Why is the domain of x raised to x (0,infinity)?

Question

My math teacher was explaining how to draw graphs of given functions. For $f(x)=x^x$ he put the domain as $(0,\infty)$. Why is this true (if it is)? For $x= -2$, $(-2)^{-2}$ is $1/4$, and so the function is defined at $x= -2$. Isn't it?

Answer 1

For negative numbers, the sign of the function changes with the values of $x$ and hence plotting a continuous graph is not possible.

For simplicity, consider $x = -1$, Then $f(-1) = (-1)^{-1} = -1$.

Whereas at $x = -2$, $f(-2) = (-2)^{-2} = 1/4$

Answer 2

Powers of the negatives are problematic. You can define rational powers using roots, and some fail to exist ($(-\frac14)^{-\frac14}$ ?). An irrational power of a negative is even a worse beast.

But you are right, you could extend the domain to a subset of the negative rationals.

Answer 3

As drhab suggested, this is a nice way to answer your question. But as additional comment, personally, I would attribute this as a convention (and a very good one). Technically, there is no supposed "right" or "wrong" here, but appending additional elements for which $x^x$ is defined in the reals is probably not that good of an idea.

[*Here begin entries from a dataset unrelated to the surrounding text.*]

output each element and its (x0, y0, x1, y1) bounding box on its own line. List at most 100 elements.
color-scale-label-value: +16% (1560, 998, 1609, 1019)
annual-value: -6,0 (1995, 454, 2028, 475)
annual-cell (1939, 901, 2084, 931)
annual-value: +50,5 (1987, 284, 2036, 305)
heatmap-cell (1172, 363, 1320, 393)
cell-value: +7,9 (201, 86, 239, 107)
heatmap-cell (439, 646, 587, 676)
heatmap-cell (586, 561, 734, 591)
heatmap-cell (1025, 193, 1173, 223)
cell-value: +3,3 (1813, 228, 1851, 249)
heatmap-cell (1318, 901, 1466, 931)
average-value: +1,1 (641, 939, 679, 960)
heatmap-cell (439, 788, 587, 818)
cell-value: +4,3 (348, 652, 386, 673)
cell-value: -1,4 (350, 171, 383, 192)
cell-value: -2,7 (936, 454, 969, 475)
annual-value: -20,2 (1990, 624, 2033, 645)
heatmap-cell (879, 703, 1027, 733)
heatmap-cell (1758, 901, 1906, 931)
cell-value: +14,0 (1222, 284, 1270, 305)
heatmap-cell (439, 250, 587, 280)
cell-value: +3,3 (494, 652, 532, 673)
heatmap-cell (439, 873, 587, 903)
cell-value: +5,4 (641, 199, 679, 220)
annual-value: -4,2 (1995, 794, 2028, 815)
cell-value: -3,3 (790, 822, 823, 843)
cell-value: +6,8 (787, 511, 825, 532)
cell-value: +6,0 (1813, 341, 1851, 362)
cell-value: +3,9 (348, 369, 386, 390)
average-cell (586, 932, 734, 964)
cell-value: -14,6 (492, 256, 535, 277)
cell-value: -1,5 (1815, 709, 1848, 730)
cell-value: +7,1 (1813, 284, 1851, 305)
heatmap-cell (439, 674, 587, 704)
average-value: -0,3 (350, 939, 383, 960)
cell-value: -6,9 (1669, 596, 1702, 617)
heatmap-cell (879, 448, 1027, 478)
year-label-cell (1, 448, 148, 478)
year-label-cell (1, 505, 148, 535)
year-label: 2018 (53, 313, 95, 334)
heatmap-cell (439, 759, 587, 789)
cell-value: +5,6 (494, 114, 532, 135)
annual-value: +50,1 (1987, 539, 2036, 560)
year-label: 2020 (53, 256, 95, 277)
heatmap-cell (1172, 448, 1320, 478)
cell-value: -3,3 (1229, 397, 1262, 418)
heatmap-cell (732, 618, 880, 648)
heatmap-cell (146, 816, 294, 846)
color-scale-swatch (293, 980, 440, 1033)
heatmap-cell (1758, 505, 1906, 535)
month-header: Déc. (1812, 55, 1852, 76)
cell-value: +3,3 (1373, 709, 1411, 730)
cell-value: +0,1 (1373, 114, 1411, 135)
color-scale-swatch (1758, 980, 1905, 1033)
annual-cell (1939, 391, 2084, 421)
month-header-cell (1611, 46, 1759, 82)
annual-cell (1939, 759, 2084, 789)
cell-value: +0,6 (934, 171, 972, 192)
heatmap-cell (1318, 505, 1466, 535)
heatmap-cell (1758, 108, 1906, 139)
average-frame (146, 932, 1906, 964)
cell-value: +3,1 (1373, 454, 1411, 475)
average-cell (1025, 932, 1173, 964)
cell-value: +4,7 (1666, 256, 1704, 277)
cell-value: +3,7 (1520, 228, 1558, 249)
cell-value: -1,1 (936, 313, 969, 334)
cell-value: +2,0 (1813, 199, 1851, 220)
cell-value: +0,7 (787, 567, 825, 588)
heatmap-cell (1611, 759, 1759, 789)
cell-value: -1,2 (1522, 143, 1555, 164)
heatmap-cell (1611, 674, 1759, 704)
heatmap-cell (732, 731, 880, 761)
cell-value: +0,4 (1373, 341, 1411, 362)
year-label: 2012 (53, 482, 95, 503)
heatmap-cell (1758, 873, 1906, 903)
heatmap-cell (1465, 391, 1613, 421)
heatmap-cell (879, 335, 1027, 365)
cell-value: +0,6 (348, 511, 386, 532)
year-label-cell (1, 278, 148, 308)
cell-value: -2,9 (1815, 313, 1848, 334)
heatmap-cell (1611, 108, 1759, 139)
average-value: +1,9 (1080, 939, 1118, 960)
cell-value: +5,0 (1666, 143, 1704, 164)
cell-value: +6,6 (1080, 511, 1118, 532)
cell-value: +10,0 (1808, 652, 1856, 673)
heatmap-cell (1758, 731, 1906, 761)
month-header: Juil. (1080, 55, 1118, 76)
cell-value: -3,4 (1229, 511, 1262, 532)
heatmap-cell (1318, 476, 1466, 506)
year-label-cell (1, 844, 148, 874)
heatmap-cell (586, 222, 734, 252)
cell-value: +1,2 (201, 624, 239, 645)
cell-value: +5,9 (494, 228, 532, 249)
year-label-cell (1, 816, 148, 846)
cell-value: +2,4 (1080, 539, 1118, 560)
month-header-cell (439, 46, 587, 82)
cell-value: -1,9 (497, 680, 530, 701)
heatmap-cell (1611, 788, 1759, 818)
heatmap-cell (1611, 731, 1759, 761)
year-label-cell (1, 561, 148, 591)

Of course, $x^x$ is defined (in the real numbers) for some $x < 0$, but for most $x < 0$ (like $x = -1/2$ or $x = - \pi$ or $x = -3/4$), $x^x$ is not defined. Ideally, we would like our function $x^x$ to satisfy a number of nice properties on its domain, like continuity, differentiability, etc., but defining the domain of $x^x$ to be $[0, +\infty)$ and the union of all the nonpositive integers we would lose all of these properties.

Moreover, $f(x) = x^x$ is defined in the complex numbers without any of the sort of problems that real numbers face, so as Marc van Leeuwen said, why would we want to mix two different definitions that describe the same idea in such an unfruitful manner? It's better just to restrict $x^x$ to the domain $[0, +\infty)$.